Heidegger afirma que a busca de seu único “caminho” filosófico exige uma mudança de pontos de vista (GA65 :84). Se a filosofia é uma doutrina — um sistema de asserções — então essa asserção é um paradoxo: uma mudança nas asserções é uma mudança na filosofia. Mas Heidegger sempre insiste que a verdade não é uma questão de asserções. As asserções se baseiam em um desvelamento mais primordial, uma abertura para os entes e o ser. Um texto ponderado deve permitir que suas asserções surjam sempre de novo a partir de uma experiência de uma questão (GA65 :21) e tentar evocar uma experiência análoga no leitor. Esse texto não prova nada — se provar significa estabelecer que uma asserção é indubitavelmente correta. A filosofia prova a si mesma somente se for bem-sucedida em mostrar a questão para a qual suas asserções estão apontando. O esforço de mostrar tem de envolver tanto o escritor quanto o leitor. O processo é vacilante — “desmoronando e escalando” (GA65 :84) — porque a revelação nunca é total. A presença é sempre situada, a exibição é sempre limitada.
Mas por que um foco persistente na mesma questão levaria a uma mudança de pontos de vista? Precisamos examinar mais de perto as limitações da exposição. Being and Time tenta mostrar que a presença requer a interação entre passado e futuro (SZ 350). Nosso passado, nossos hábitos e nossa herança são a fonte da qual extraímos possibilidades futuras. Graças a essas possibilidades, somos capazes de lidar com as coisas — nós as compreendemos. A interpretação, portanto, é um acontecimento intrinsecamente finito: nunca pode abolir nem o descontrole que vem com o passado nem as antecipações prejudiciais que vêm com o futuro. A interpretação nunca poderá garantir sua completude e permanência ao assegurar um acesso imediato e puro ao seu objeto. Mas, embora não possamos eliminar os limites da interpretação, podemos trabalhar com eles e desafiá-los em um desvelar contínuo. Nosso passado pode ser criticado e recuperado; nossos preconceitos podem ser alterados em uma tentativa de fazer justiça ao que estamos interpretando (SZ 153). Esse é o significado de Sachlichkeit — devoção às Sachen, as coisas em si. É uma disposição para lutar com as questões e consigo mesmo em uma interpretação que reconhece sua própria temporalidade. O desvelamento não está contido em nenhuma asserção específica gerada por essa interpretação. Ocorre no próprio movimento interpretativo, desde que continuemos a confrontar a questão em pauta e os limites de nossa compreensão. Consequentemente, uma asserção que participa do acontecimento da verdade em um momento pode, em um momento posterior, estar presa em uma compreensão estagnada que não está mais interpretando ativamente. As interpretações da mesma coisa devem permanecer em movimento para permanecerem leais à coisa.
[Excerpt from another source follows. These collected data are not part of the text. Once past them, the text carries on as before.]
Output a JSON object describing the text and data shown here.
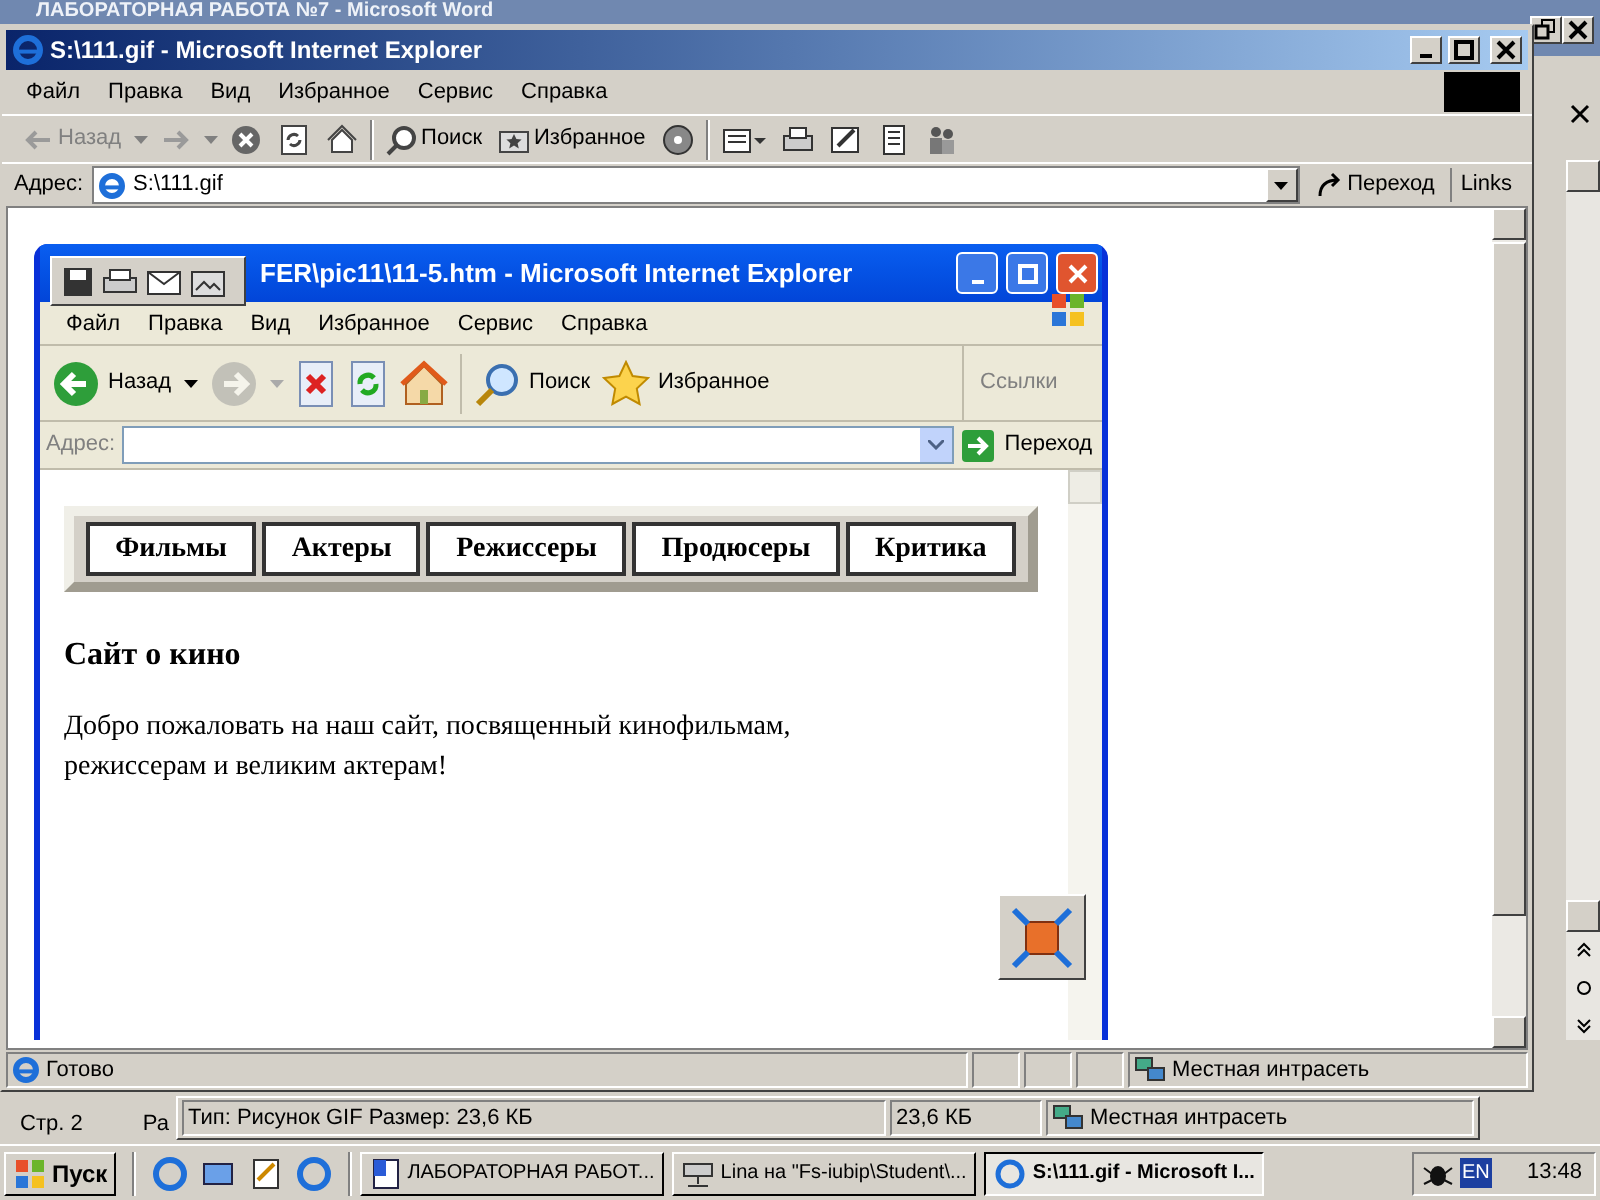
{
  "background_window": {
    "title": "ЛАБОРАТОРНАЯ РАБОТА №7 - Microsoft Word",
    "status_page": "Стр. 2",
    "status_column": "Ра"
  },
  "browser": {
    "title": "S:\\111.gif - Microsoft Internet Explorer",
    "menu": [
      "Файл",
      "Правка",
      "Вид",
      "Избранное",
      "Сервис",
      "Справка"
    ],
    "toolbar": [
      {
        "kind": "back",
        "label": "Назад",
        "disabled": true
      },
      {
        "kind": "forward",
        "disabled": true
      },
      {
        "kind": "stop"
      },
      {
        "kind": "refresh"
      },
      {
        "kind": "home"
      },
      {
        "kind": "search",
        "label": "Поиск"
      },
      {
        "kind": "favorites",
        "label": "Избранное"
      },
      {
        "kind": "media"
      },
      {
        "kind": "mail"
      },
      {
        "kind": "print"
      },
      {
        "kind": "edit"
      },
      {
        "kind": "discuss"
      },
      {
        "kind": "messenger"
      }
    ],
    "address_label": "Адрес:",
    "address": "S:\\111.gif",
    "go": "Переход",
    "links": "Links",
    "status": "Готово",
    "zone": "Местная интрасеть"
  },
  "image": {
    "title": "FER\\pic11\\11-5.htm - Microsoft Internet Explorer",
    "menu": [
      "Файл",
      "Правка",
      "Вид",
      "Избранное",
      "Сервис",
      "Справка"
    ],
    "toolbar": [
      {
        "kind": "back",
        "label": "Назад",
        "disabled": false
      },
      {
        "kind": "forward",
        "disabled": true
      },
      {
        "kind": "stop",
        "disabled": false
      },
      {
        "kind": "refresh",
        "disabled": false
      },
      {
        "kind": "home",
        "disabled": false
      },
      {
        "kind": "search",
        "label": "Поиск",
        "disabled": false
      },
      {
        "kind": "favorites",
        "label": "Избранное",
        "disabled": false
      }
    ],
    "links": "Ссылки",
    "address_label": "Адрес:",
    "go": "Переход",
    "nav": [
      "Фильмы",
      "Актеры",
      "Режиссеры",
      "Продюсеры",
      "Критика"
    ],
    "heading": "Сайт о кино",
    "paragraph": "Добро пожаловать на наш сайт, посвященный кинофильмам, режиссерам и великим актерам!"
  },
  "explorer_status": {
    "info": "Тип: Рисунок GIF Размер: 23,6 КБ",
    "size": "23,6 КБ",
    "zone": "Местная интрасеть"
  },
  "taskbar": {
    "start": "Пуск",
    "tasks": [
      {
        "kind": "word",
        "label": "ЛАБОРАТОРНАЯ РАБОТ...",
        "selected": false
      },
      {
        "kind": "drive",
        "label": "Lina на \"Fs-iubip\\Student\\...",
        "selected": false
      },
      {
        "kind": "ie",
        "label": "S:\\111.gif - Microsoft I...",
        "selected": true
      }
    ],
    "lang": "EN",
    "clock": "13:48"
  }
}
O movimento não é idêntico à mudança. A interpretação pode permanecer em movimento mesmo que consista simplesmente em esforços repetidos para compreender algo com as mesmas palavras e conceitos. De fato, esse estilo repetitivo é comum nas Contribuições e em outros manuscritos particulares de Heidegger. Nossa tarefa é evitar falar suas afirmações como mantras e pensar nelas novamente em cada ocasião. Dessa forma, nosso entendimento permanece em movimento, mesmo que esteja se movendo apenas em um círculo. Entretanto, a mudança pode e deve fazer parte do movimento de interpretação. O círculo pode se tornar um círculo verdadeiramente hermenêutico — ou uma hélice que aprofunda a abordagem de seu tema a cada nova volta. À medida que descobrimos nossas limitações, nossas palavras e pensamentos podem mudar. Esse progresso não é um progresso ascendente, a construção de uma catedral de pensamento. É um progresso descendente, a escavação de nossos próprios alicerces, a descoberta de uma rocha elusiva que sempre ameaça ser encoberta novamente pelos escombros que geramos ao descobri-la. Esse é um trabalho de pedreira. A turbulência das Contribuições — sua busca, às vezes apressada, às vezes hesitante, de novas abordagens para o mesmo tópico — não se deve ao fato de o texto ser um conjunto de anotações em vez de uma obra acabada; a turbulência é um aspecto essencial da interpretação, como Heidegger a vê.